Figure 1 shows a pedestrian suspension bridge.

Suspension bridge.
Suspension over a creek
Type Single-span suspension bridge
Main span ≅ 9 m
Deck width ≅ 0.6 m
Pylon Timber log
Girder Bamboo transverse beam


Figure 2 shows the pylon on shore 1.

Suspension bridge pylon (shore 1).
Pylon made of a timber log

The pylon is made of a timber log, and the base is embedded in the ground. The main cables (made of ropes) pass over the branch bark ridge and are tied on a fallen tree. A bamboo pole is used for the lateral deviation of the two main cables. Figure 3 shows the pylon on shore 2.

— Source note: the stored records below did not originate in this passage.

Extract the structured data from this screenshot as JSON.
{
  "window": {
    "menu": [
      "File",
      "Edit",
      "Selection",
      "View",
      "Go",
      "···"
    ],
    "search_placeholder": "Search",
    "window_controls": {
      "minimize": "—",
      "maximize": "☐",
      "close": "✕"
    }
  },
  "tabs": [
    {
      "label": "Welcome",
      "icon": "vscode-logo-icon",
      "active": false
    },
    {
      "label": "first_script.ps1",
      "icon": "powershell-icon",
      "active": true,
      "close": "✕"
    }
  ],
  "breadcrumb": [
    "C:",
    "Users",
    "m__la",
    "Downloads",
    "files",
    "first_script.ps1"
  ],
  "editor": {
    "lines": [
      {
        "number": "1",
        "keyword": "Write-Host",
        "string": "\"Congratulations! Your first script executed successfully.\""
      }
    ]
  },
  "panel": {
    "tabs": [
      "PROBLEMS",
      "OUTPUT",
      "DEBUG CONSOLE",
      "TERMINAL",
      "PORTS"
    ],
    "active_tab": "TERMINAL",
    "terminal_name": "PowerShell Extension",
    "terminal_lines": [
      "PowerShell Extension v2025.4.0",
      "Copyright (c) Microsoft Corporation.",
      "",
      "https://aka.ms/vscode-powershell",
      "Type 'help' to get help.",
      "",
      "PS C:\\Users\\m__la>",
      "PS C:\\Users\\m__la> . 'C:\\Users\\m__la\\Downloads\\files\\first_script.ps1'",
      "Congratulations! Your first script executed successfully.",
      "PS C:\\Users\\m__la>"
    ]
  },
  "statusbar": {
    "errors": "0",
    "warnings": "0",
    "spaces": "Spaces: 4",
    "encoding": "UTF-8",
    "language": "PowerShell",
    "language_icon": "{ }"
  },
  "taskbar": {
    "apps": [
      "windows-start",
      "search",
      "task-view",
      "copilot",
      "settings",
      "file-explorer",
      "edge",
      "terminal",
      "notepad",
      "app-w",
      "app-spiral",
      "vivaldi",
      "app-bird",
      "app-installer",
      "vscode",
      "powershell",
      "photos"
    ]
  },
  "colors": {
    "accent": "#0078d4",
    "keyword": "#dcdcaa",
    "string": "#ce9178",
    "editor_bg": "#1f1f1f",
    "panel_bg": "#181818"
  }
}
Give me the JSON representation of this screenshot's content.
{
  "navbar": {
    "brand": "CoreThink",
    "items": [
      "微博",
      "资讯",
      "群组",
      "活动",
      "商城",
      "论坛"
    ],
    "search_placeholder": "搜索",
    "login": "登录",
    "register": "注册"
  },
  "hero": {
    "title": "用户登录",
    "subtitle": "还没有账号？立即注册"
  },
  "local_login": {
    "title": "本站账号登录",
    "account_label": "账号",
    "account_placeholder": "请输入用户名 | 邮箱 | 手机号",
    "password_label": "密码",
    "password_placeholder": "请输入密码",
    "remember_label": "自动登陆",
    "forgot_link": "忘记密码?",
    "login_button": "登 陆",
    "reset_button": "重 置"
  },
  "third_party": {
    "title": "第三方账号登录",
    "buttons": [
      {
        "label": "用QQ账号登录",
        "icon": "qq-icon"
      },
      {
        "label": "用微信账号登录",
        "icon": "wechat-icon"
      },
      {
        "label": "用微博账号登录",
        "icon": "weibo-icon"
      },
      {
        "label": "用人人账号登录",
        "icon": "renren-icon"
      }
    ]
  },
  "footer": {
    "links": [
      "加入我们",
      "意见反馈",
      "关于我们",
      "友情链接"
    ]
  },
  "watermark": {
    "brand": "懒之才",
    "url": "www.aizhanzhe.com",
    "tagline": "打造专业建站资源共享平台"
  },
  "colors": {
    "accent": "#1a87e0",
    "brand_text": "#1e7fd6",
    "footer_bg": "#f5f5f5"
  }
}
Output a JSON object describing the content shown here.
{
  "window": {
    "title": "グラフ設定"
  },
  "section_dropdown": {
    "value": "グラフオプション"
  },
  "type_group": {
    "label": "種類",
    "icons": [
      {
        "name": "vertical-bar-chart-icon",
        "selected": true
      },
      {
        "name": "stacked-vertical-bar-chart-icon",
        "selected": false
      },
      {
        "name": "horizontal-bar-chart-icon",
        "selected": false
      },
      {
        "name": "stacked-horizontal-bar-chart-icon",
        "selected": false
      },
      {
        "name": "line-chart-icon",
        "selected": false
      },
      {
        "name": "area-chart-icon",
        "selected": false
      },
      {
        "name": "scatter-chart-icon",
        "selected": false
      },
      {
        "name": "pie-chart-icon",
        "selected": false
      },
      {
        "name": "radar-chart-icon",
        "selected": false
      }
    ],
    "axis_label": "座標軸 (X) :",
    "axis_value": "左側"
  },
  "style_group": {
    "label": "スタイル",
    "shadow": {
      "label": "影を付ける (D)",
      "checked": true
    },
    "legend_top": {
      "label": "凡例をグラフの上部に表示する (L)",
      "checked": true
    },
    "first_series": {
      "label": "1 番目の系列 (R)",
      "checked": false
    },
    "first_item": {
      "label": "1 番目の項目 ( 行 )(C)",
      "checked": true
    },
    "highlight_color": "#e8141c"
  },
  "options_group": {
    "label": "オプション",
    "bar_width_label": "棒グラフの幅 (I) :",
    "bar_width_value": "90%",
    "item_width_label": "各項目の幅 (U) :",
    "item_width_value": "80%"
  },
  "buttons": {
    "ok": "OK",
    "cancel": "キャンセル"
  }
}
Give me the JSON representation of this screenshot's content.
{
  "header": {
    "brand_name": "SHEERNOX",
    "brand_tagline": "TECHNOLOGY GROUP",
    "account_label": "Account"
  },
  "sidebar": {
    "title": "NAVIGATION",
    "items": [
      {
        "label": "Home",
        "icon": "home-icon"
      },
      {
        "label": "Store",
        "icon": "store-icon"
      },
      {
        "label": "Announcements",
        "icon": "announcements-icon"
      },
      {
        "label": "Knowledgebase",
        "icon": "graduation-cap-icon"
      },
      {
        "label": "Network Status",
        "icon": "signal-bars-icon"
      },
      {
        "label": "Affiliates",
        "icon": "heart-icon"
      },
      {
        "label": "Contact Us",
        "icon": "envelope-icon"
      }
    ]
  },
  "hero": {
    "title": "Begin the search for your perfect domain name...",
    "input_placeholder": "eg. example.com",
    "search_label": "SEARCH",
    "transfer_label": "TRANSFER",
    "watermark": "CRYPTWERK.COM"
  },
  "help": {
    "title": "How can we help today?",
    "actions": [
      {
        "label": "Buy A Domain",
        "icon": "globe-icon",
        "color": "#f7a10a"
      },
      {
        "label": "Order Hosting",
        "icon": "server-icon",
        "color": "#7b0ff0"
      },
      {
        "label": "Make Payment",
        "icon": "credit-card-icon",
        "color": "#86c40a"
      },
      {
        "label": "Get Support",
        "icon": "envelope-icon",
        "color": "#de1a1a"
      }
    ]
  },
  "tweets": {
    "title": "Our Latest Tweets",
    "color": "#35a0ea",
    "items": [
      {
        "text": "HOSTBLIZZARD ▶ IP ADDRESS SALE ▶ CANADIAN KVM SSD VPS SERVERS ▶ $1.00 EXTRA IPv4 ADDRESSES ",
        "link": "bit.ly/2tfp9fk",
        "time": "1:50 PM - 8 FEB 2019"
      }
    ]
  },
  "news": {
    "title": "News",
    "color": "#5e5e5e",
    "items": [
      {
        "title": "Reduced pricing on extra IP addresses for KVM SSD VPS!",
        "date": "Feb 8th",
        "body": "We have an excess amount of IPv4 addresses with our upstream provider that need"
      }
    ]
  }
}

Suspension bridge pylon (shore 2).
Pylon made of a timber log

The main cables also pass over the branch bark ridge; in contrast to shore 1, the ropes are tied to a steel wire rope that is anchored on a RC block. The steel wire rope termination consists of U-bolt clamps. Figure 4 shows a main span sector.

Main span.
Bamboo pole deck

The deck consists of five bamboo poles placed side-by-side that are tied together by ropes. The hanger cables (also made of ropes) are tied to the girders and deck's external poles. Figure 5 shows the bridge entrance on shore 1.

Bridge entrance shore 1.
Entrance of a pedestrian suspension bridge

The first hanger cable set is tied to the deck's external poles; no girder is installed in that region. The abutment consists of a single sandbag. Figure 6 shows a schematic three-dimensional view of the suspension bridge.

Three-dimensional view.
Three-dimensional drawing of a suspension bridge
  • How efficient is the suspension system?
    How simply and precisely can the bridge's structural behavior be predicted?
  • Figure 7 shows the suspension bridge.

    Suspension bridge.
    Pedestrian suspension bridge over a creek

    The height from the deck to the sandy creek bed (h) is about 0.8 m. Figure 8 shows a schematic three-dimensional view of the bridge and a variant that uses a mid-span support consisting of sandbags instead of the suspension system.

    Used variant and two-span continuous beam bridge variant.
    Three-dimensional drawings of a suspension and a beam bridge
  • What are the main problems of the two-span continuous beam bridge variant?
    Which variant is probably more efficient?